The
most important decision I make when hiking in the wilderness concerns how many
risks to take.
If
I stay on the trail, odds are good that I will survive. And I’ll survive if I have
enough water for the trip and I’m physically in shape to hike up and down
mountains for hours on end, and if the trail is clearly marked even when it
goes over bare stone so that I don’t go off in the wrong direction, and the
weather doesn’t change and turn beastly hot or frigidly cold, and it doesn’t
snow and hide the trail, or freezing rain makes everything so slick that it’s
impossible to continue on or go back over the ice. And I’ll survive if I don’t
surprise a hungry bear or mountain lion, don’t trip and sprain an ankle, or
fall down a ravine and have a boulder pin me down so that I have to cut off my
hand in order to survive, like Aron Ralston, the guy portrayed in the movie.
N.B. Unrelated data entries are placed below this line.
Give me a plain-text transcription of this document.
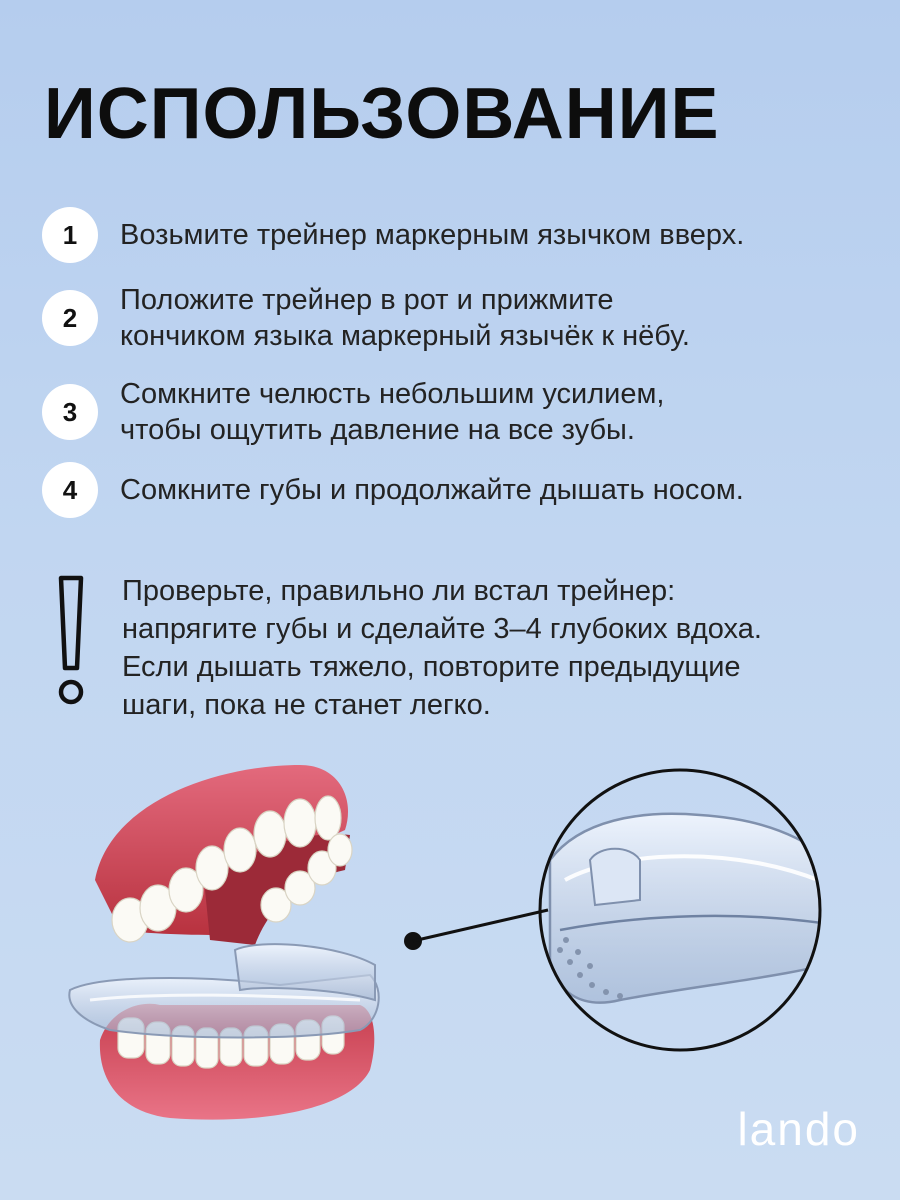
ИСПОЛЬЗОВАНИЕ
1	Возьмите трейнер маркерным язычком вверх.
2
Положите трейнер в рот и прижмите
кончиком языка маркерный язычёк к нёбу.
3
Сомкните челюсть небольшим усилием,
чтобы ощутить давление на все зубы.
4	Сомкните губы и продолжайте дышать носом.
Проверьте, правильно ли встал трейнер:
напрягите губы и сделайте 3–4 глубоких вдоха.
Если дышать тяжело, повторите предыдущие
шаги, пока не станет легко.
lando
These are the common, everyday cautions.
But
I ratchet up the risk by pushing on the limits of my luck and doing things like
hiking alone, which the rangers say never to do. Yet I do because I haven’t
found anyone willing to get up before dawn, hike for twelve hours, eat fistfuls
of nuts and raisins, and come back to camp at dusk. And I’ve discovered that I
relish the quiet of a long hike by myself. Forgotten matters rise to the surface from my subconscious
that I think about, and I listen to the woods, the rivers, the birds, and the
wind flowing through 200-foot-tall Sugar Pines, making them sing. When I’m in
nature’s world, I like to pay attention to it. If someone were hiking with me,
we’d talk and I would be thinking about what to say next. We’d be listening to
each other, not to the outdoors. While this is valuable, it’s not what I go
into nature to find.
There’s
also part of me that likes to see if I can survive by myself in the wilderness,
even if it’s essentially just walking through a strange forest filled with
unsocialized animals for a really long time. Sometimes I take a shortcut
between two trails, end up in a place that isn’t on the map, and have to figure
out how to get back. Sometimes a bridge over a fast-moving creek is gone, and I
have to find a way to get safely across. I like to sit quietly for an hour and
see what animals show up. Coyotes
often come by, as do chipmunks and red-tailed hawks. I also like to stand on
the edge of mountain peaks and look straight down below my toes, and to do
things like hang from a tree that is leaning over the canyon just to have a
better view of a waterfall because experiences like this put the taste of death
in my mouth.
What
I want to find is what life is made of and to see how I react when I’m
challenged and there’s the possibility of death if I make a mistake. I want
adventures that remind me how glad I am to be alive.